噂の怪人赤マントや、マッドサイエンティスト、新興宗教、憲兵隊などがもつれ、
絡み合う昭和15(1940)年の東京を舞台に、少年タツオが活躍するケレン味満載の冒険活劇だ。

街は子供をさらっていくという「赤マント」の噂で持ちきりだった。
日光写真に夢中のタツオ(山丸莉菜)は、影のように彼を慕うサチオ(橋口佳奈)
や紙芝居のおじさん(里美和彦)らと共に噂の謎解きに乗り出す。

その前に立ち現れた、黒ずくめの村上博士(塩野谷正幸)。
彼は、黛憲兵大尉(春はるか)、密偵関口(國崎馨)と連絡を取り合いながら、
三原山自殺事件の生き残り、春子(鈴木麻理)や冬子(平野直美)らを使って、
怪しい実験を繰り返していた。
そんな村上を新興宗教の呪術師・智江(伊藤弘子)や巫女の弥生(森永理科)らが憎々しげに見つめる。
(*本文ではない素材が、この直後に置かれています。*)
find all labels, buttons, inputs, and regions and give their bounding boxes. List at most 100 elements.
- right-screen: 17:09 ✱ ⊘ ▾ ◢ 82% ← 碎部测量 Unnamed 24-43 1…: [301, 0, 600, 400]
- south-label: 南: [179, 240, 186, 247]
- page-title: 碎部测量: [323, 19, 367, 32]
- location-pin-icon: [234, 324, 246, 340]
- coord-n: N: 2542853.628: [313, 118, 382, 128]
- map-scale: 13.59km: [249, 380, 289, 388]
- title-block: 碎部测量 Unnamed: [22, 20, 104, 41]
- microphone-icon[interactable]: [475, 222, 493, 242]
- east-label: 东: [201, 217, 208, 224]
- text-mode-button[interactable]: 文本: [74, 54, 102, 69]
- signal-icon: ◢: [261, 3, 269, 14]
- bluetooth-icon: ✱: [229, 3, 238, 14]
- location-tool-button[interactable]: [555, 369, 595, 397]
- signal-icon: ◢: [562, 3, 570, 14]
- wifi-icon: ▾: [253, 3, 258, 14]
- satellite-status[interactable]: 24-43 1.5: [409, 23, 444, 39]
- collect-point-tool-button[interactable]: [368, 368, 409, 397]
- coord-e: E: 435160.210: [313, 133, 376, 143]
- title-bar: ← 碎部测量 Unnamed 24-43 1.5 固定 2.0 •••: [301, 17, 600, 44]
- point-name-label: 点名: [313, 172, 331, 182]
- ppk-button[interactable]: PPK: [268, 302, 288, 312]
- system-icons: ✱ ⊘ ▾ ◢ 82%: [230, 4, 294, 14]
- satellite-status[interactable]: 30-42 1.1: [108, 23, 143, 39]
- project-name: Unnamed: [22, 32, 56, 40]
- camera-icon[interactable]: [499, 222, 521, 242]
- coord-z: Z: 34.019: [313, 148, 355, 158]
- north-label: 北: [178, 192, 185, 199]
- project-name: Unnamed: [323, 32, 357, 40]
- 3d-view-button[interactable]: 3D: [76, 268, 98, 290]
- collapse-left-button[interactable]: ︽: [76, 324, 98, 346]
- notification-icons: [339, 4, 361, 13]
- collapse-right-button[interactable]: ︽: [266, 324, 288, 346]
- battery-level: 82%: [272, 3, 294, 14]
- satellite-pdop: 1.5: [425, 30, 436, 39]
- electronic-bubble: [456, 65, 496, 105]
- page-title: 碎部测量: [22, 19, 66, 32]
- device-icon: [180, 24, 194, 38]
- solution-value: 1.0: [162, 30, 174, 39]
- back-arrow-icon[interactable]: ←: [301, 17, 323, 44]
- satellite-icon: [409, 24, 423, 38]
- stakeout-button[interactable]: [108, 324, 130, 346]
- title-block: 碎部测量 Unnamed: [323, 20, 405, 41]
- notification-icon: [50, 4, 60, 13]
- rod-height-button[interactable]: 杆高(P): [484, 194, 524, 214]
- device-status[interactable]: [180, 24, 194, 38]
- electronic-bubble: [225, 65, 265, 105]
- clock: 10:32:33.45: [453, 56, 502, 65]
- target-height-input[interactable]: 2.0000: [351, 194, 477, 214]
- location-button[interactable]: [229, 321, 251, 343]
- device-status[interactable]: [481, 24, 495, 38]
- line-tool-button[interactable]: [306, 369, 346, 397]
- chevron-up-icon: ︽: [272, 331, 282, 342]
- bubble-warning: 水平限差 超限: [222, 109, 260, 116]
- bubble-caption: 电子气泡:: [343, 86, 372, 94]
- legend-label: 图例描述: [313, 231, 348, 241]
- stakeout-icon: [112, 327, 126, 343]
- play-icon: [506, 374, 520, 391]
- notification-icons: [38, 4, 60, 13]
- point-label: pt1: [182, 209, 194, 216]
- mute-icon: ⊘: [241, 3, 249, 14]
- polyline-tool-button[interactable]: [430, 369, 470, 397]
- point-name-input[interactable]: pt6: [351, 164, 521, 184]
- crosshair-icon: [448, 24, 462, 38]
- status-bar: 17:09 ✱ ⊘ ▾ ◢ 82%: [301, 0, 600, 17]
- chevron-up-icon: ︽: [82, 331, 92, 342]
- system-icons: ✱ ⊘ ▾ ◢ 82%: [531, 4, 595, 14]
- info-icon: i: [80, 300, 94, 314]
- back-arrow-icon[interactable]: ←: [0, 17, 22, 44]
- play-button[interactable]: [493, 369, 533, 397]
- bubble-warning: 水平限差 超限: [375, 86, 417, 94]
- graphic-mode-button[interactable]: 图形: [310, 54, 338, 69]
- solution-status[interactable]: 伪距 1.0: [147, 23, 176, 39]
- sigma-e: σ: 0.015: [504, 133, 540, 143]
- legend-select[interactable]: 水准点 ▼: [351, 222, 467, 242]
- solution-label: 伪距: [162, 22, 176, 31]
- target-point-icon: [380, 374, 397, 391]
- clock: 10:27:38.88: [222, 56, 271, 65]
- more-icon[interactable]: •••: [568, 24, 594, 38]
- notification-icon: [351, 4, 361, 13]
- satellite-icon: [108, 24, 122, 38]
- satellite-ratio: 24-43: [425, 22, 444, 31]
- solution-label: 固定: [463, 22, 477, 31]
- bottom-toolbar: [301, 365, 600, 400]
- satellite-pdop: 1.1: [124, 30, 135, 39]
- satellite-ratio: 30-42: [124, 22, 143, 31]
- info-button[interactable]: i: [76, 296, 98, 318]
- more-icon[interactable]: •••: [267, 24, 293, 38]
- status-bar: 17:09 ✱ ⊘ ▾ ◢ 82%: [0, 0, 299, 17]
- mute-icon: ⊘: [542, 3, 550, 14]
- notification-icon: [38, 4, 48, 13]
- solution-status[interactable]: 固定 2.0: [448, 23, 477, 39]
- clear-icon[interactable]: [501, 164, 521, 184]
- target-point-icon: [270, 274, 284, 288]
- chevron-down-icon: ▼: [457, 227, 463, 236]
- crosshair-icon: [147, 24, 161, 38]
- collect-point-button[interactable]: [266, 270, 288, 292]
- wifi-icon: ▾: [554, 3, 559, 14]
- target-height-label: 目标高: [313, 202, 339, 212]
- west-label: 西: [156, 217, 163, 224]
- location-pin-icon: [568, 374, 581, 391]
その諍いの源は、かつての中国・漢口。タツオの父大島博士が営む「月光写真館」にあった。
メビウスの環のような戯曲だ。
1940年のワイマール体制下へ、900人を超す追随者を生んだ1933年の三原山自殺事件、
さらに漢口の写真館へと時空間を遡っていると思っていたら、
いつしかそれは、フェイクニュースが乱れ飛び、右傾化が急速度で進む令和の日本を照らしている。

泥沼の戦争へとひた走る帝国日本の物語は、気がつけば日本転覆、
革命幻想のアジテーションへと反転している。
「反転」はこの劇の重要なキーワードだ。

江戸川乱歩から夢野久作、寺山修司と様々なイメージがパッチワークのように引用され、
「幻視複製機」という魅力的な虚構が登場し、日ユ同祖論をはじめ、偽書、偽史の類が跳梁跋扈する。
このサービス精神、この妄想の腕力。

壮大なでっち上げでありながら、それが類い希な博覧強記に裏打ちされているから始末が悪い。
嘘と知りつつ、その内嘘が楽しくなり、どんどん高取ワールドに引き込まれていく。

この世界を得て、演出の流山児も遊びたい放題。
怪しさ全開の疾走感が舞台に溢れ、
それをこの舞台のために新たに作曲したというシーザーの呪術音楽が加速させていく。

初演と同じ役の塩野谷が今も変わらぬ怪演を見せれば、大久保は存在自体が芸の無手勝流で客席を沸かす。
そして、夢見る少年を溌剌と、キュートに演じて刮目の山丸。その喉の強さにも驚嘆した。